Single-crystal elasticity of wadsleyites, β-Mg ₂ SiO ₄ , containing 0.37-1.66 wt.% H ₂ O

The presence of hydrogen can affect elastic properties and seismic velocities of minerals in the Earth's upper mantle. In this study, the second-order elastic constants of hydrous wadsleyites containing 0.37, 0.84, and 1.66 wt.% H ₂ O were determined by Brillouin scattering at ambient conditions. Measurements were performed on at least three independent crystal planes for each composition. The aggregate bulk modulus, K _S0 , and shear modulus, G ₀ , were calculated using VRH (Voigt-Reuss-Hill) averages.

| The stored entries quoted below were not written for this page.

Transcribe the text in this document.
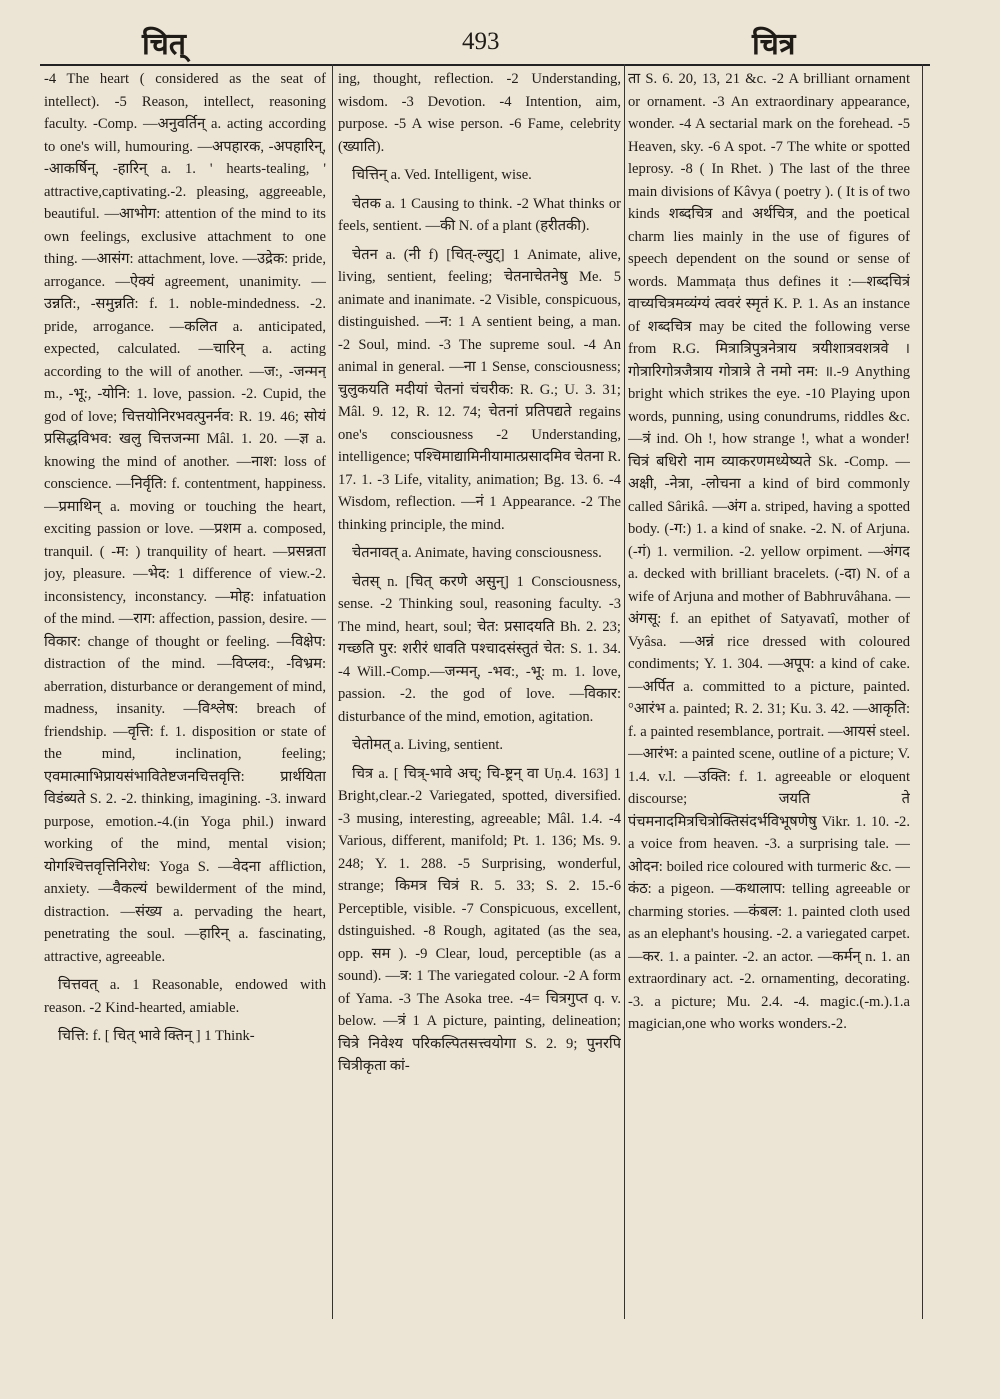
चित्	493	चित्र

-4 The heart ( considered as the seat of intellect). -5 Reason, intellect, reasoning faculty. -Comp. —अनुवर्तिन् a. acting according to one's will, humouring. —अपहारक, -अपहारिन्, -आकर्षिन्, -हारिन् a. 1. ' hearts-tealing, ' attractive,captivating.-2. pleasing, aggreeable, beautiful. —आभोग: attention of the mind to its own feelings, exclusive attachment to one thing. —आसंग: attachment, love. —उद्रेक: pride, arrogance. —ऐक्यं agreement, unanimity. —उन्नति:, -समुन्नति: f. 1. noble-mindedness. -2. pride, arrogance. —कलित a. anticipated, expected, calculated. —चारिन् a. acting according to the will of another. —ज:, -जन्मन् m., -भू:, -योनि: 1. love, passion. -2. Cupid, the god of love; चित्तयोनिरभवत्पुनर्नव: R. 19. 46; सोयं प्रसिद्धविभव: खलु चित्तजन्मा Mâl. 1. 20. —ज्ञ a. knowing the mind of another. —नाश: loss of conscience. —निर्वृति: f. contentment, happiness. —प्रमाथिन् a. moving or touching the heart, exciting passion or love. —प्रशम a. composed, tranquil. ( -म: ) tranquility of heart. —प्रसन्नता joy, pleasure. —भेद: 1 difference of view.-2. inconsistency, inconstancy. —मोह: infatuation of the mind. —राग: affection, passion, desire. —विकार: change of thought or feeling. —विक्षेप: distraction of the mind. —विप्लव:, -विभ्रम: aberration, disturbance or derangement of mind, madness, insanity. —विश्लेष: breach of friendship. —वृत्ति: f. 1. disposition or state of the mind, inclination, feeling; एवमात्माभिप्रायसंभावितेष्टजनचित्तवृत्ति: प्रार्थयिता विडंब्यते S. 2. -2. thinking, imagining. -3. inward purpose, emotion.-4.(in Yoga phil.) inward working of the mind, mental vision; योगश्चित्तवृत्तिनिरोध: Yoga S. —वेदना affliction, anxiety. —वैकल्यं bewilderment of the mind, distraction. —संख्य a. pervading the heart, penetrating the soul. —हारिन् a. fascinating, attractive, agreeable.

चित्तवत् a. 1 Reasonable, endowed with reason. -2 Kind-hearted, amiable.

चित्ति: f. [ चित् भावे क्तिन् ] 1 Think-

ing, thought, reflection. -2 Understanding, wisdom. -3 Devotion. -4 Intention, aim, purpose. -5 A wise person. -6 Fame, celebrity (ख्याति).

चित्तिन् a. Ved. Intelligent, wise.

चेतक a. 1 Causing to think. -2 What thinks or feels, sentient. —की N. of a plant (हरीतकी).

चेतन a. (नी f) [चित्-ल्युट्] 1 Animate, alive, living, sentient, feeling; चेतनाचेतनेषु Me. 5 animate and inanimate. -2 Visible, conspicuous, distinguished. —न: 1 A sentient being, a man. -2 Soul, mind. -3 The supreme soul. -4 An animal in general. —ना 1 Sense, consciousness; चुलुकयति मदीयां चेतनां चंचरीक: R. G.; U. 3. 31; Mâl. 9. 12, R. 12. 74; चेतनां प्रतिपद्यते regains one's consciousness -2 Understanding, intelligence; पश्चिमाद्यामिनीयामात्प्रसादमिव चेतना R. 17. 1. -3 Life, vitality, animation; Bg. 13. 6. -4 Wisdom, reflection. —नं 1 Appearance. -2 The thinking principle, the mind.

चेतनावत् a. Animate, having consciousness.

चेतस् n. [चित् करणे असुन्] 1 Consciousness, sense. -2 Thinking soul, reasoning faculty. -3 The mind, heart, soul; चेत: प्रसादयति Bh. 2. 23; गच्छति पुर: शरीरं धावति पश्चादसंस्तुतं चेत: S. 1. 34. -4 Will.-Comp.—जन्मन्, -भव:, -भू: m. 1. love, passion. -2. the god of love. —विकार: disturbance of the mind, emotion, agitation.

चेतोमत् a. Living, sentient.

चित्र a. [ चित्र्-भावे अच्; चि-ष्ट्रन् वा Uṇ.4. 163] 1 Bright,clear.-2 Variegated, spotted, diversified. -3 musing, interesting, agreeable; Mâl. 1.4. -4 Various, different, manifold; Pt. 1. 136; Ms. 9. 248; Y. 1. 288. -5 Surprising, wonderful, strange; किमत्र चित्रं R. 5. 33; S. 2. 15.-6 Perceptible, visible. -7 Conspicuous, excellent, dstinguished. -8 Rough, agitated (as the sea, opp. सम ). -9 Clear, loud, perceptible (as a sound). —त्र: 1 The variegated colour. -2 A form of Yama. -3 The Asoka tree. -4= चित्रगुप्त q. v. below. —त्रं 1 A picture, painting, delineation; चित्रे निवेश्य परिकल्पितसत्त्वयोगा S. 2. 9; पुनरपि चित्रीकृता कां-

ता S. 6. 20, 13, 21 &c. -2 A brilliant ornament or ornament. -3 An extraordinary appearance, wonder. -4 A sectarial mark on the forehead. -5 Heaven, sky. -6 A spot. -7 The white or spotted leprosy. -8 ( In Rhet. ) The last of the three main divisions of Kâvya ( poetry ). ( It is of two kinds शब्दचित्र and अर्थचित्र, and the poetical charm lies mainly in the use of figures of speech dependent on the sound or sense of words. Mammaṭa thus defines it :—शब्दचित्रं वाच्यचित्रमव्यंग्यं त्ववरं स्मृतं K. P. 1. As an instance of शब्दचित्र may be cited the following verse from R.G. मित्रात्रिपुत्रनेत्राय त्रयीशात्रवशत्रवे । गोत्रारिगोत्रजैत्राय गोत्रात्रे ते नमो नम: ॥.-9 Anything bright which strikes the eye. -10 Playing upon words, punning, using conundrums, riddles &c. —त्रं ind. Oh !, how strange !, what a wonder! चित्रं बधिरो नाम व्याकरणमध्येष्यते Sk. -Comp. —अक्षी, -नेत्रा, -लोचना a kind of bird commonly called Sârikâ. —अंग a. striped, having a spotted body. (-ग:) 1. a kind of snake. -2. N. of Arjuna. (-गं) 1. vermilion. -2. yellow orpiment. —अंगद a. decked with brilliant bracelets. (-दा) N. of a wife of Arjuna and mother of Babhruvâhana. —अंगसू: f. an epithet of Satyavatî, mother of Vyâsa. —अन्नं rice dressed with coloured condiments; Y. 1. 304. —अपूप: a kind of cake. —अर्पित a. committed to a picture, painted. °आरंभ a. painted; R. 2. 31; Ku. 3. 42. —आकृति: f. a painted resemblance, portrait. —आयसं steel. —आरंभ: a painted scene, outline of a picture; V. 1.4. v.l. —उक्ति: f. 1. agreeable or eloquent discourse; जयति ते पंचमनादमित्रचित्रोक्तिसंदर्भविभूषणेषु Vikr. 1. 10. -2. a voice from heaven. -3. a surprising tale. —ओदन: boiled rice coloured with turmeric &c. —कंठ: a pigeon. —कथालाप: telling agreeable or charming stories. —कंबल: 1. painted cloth used as an elephant's housing. -2. a variegated carpet. —कर. 1. a painter. -2. an actor. —कर्मन् n. 1. an extraordinary act. -2. ornamenting, decorating. -3. a picture; Mu. 2.4. -4. magic.(-m.).1.a magician,one who works wonders.-2.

The results are: K _S0 = 165.4(9) GPa, G ₀ = 108.6(6) GPa for wadsleyite with 0.37 wt.% H ₂ O;K _S0 = 160.3(7) GPa, G ₀ = 105.3(6) GPa for 0.84 wt.% H ₂ O; K _S0 = 149.2(6) GPa, G ₀ = 98.6(4) GPa for 1.66 wt.% H ₂ O. We find that the bulk and shear moduli of hydrous wadsleyites decrease linearly with water content according to the following relations (in GPa): K _S0 = 170.9(9)-13.0(8)C _H2O , G ₀ = 111.7(6)-7.8(4)C _H2O , where C _H2O is the H ₂ O weight percentage. Compared with anhydrous wadsleyite, addition of 1 wt.% H ₂ O will lead to a 7.6% decrease in the bulk modulus, and a 7.0% decrease in the shear modulus. Using these results, we examine the velocity contrast between hydrous olivine and wadsleyite at ambient conditions for an Fe-free system assuming an H ₂ O partition coefficient between wadsleyite and olivine of 3. The velocity contrast in compressional and shear velocity between wadsleyite and olivine ranges from 12 to 13% for an H ₂ O-free system to 7-8% for wadsleyite containing 1.5 wt.% H ₂ O. Thus, the magnitude of the seismic velocity change at 410-km depth can be expected to be sensitive to the presence of H ₂ O in olivine polymorphs.